The credit crunch has contributed to the highest number of negative trading statements from listed retailers since 2006, according to Grant Thornton.
During the first three months of this year, 23 per cent of retailers posted negative trading updates compared with 10 per cent in the same period last year, the accountancy firm revealed. The figure is the highest since the first quarter of 2006, when 24 per cent of retailers issued negative statements.
37 per cent of retailers issued positive trading statements, down from 41 per cent in the last quarter of 2007. The remaining 40 per cent of statements were neutral.
David Bush, head of Grant Thornton’s retail services team, said: “The restriction in unsecured bank lending to consumers and the slowing of house prices has had a greater impact on retail spending than the cut in interest rates since Christmas.”
Eight retailers spanning the fashion, electricals and furniture retail sectors issued profit warnings in the first quarter, including DSGi, Land of Leather and Moss Bros.

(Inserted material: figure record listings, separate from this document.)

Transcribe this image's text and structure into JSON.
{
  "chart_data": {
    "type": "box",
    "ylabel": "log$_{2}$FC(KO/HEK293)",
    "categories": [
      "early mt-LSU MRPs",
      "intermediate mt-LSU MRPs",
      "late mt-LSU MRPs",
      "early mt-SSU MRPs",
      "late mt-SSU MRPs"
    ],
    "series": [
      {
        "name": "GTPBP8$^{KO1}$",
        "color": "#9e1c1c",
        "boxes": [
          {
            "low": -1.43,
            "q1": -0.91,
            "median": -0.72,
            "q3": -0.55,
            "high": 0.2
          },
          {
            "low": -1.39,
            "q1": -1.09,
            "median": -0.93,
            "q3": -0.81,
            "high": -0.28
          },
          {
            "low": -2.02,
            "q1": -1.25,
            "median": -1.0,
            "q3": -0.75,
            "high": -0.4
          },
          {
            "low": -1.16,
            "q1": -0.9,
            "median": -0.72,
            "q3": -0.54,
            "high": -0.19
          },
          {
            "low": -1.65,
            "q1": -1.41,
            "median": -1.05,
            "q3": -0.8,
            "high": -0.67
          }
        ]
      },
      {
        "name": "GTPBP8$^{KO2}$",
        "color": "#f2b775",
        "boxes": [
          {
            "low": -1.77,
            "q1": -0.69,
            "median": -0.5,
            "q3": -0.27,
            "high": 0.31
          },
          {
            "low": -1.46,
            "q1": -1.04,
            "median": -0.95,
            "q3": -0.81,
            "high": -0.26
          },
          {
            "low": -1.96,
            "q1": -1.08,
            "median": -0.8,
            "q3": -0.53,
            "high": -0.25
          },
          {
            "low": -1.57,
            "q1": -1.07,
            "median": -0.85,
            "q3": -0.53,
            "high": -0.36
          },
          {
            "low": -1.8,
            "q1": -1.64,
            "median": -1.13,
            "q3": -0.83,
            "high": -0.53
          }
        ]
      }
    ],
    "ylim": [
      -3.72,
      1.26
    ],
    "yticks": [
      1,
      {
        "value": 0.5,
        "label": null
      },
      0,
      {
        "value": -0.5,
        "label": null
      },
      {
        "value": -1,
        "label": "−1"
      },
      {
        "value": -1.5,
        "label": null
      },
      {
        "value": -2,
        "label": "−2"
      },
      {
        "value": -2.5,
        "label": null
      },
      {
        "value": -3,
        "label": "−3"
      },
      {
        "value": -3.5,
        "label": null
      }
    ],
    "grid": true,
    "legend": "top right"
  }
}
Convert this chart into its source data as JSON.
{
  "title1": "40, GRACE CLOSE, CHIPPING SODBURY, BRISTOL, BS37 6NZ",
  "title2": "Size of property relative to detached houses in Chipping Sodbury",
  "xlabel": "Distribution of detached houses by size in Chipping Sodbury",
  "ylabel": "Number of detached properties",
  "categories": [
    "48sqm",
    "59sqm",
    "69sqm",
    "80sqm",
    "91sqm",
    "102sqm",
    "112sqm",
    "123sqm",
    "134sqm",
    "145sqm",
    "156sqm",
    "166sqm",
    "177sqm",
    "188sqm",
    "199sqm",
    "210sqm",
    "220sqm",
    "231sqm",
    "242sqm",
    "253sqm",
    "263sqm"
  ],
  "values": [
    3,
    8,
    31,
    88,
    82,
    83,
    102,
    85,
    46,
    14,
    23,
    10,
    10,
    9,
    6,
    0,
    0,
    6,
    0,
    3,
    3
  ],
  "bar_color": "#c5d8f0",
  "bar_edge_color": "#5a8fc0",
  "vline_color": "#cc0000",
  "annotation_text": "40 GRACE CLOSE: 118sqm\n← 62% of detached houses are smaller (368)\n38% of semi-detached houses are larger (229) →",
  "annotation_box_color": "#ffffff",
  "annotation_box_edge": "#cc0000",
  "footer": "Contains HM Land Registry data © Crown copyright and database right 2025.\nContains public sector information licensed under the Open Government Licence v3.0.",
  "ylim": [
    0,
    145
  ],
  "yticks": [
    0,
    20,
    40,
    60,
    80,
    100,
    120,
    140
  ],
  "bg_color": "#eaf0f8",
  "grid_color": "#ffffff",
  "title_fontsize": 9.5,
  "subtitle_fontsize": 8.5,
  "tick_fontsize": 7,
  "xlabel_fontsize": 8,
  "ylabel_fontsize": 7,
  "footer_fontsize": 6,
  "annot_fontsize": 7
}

“The current mood on the high street is one of general nervousness and consequently this has led to a cut in consumer spending,” Bush said. “This research shows that the first three months of 2008 have got off to a shaky start and that for the immediate future there is no short-term end to the consumer spending downturn.”
However, the supermarkets have gone from strength to strength, with all food and drink retailers reporting increases in like-for-like sales for the sixth consecutive quarter. Much of this strong performance was driven by sales in clothing, electronics entertainment, according to Bush.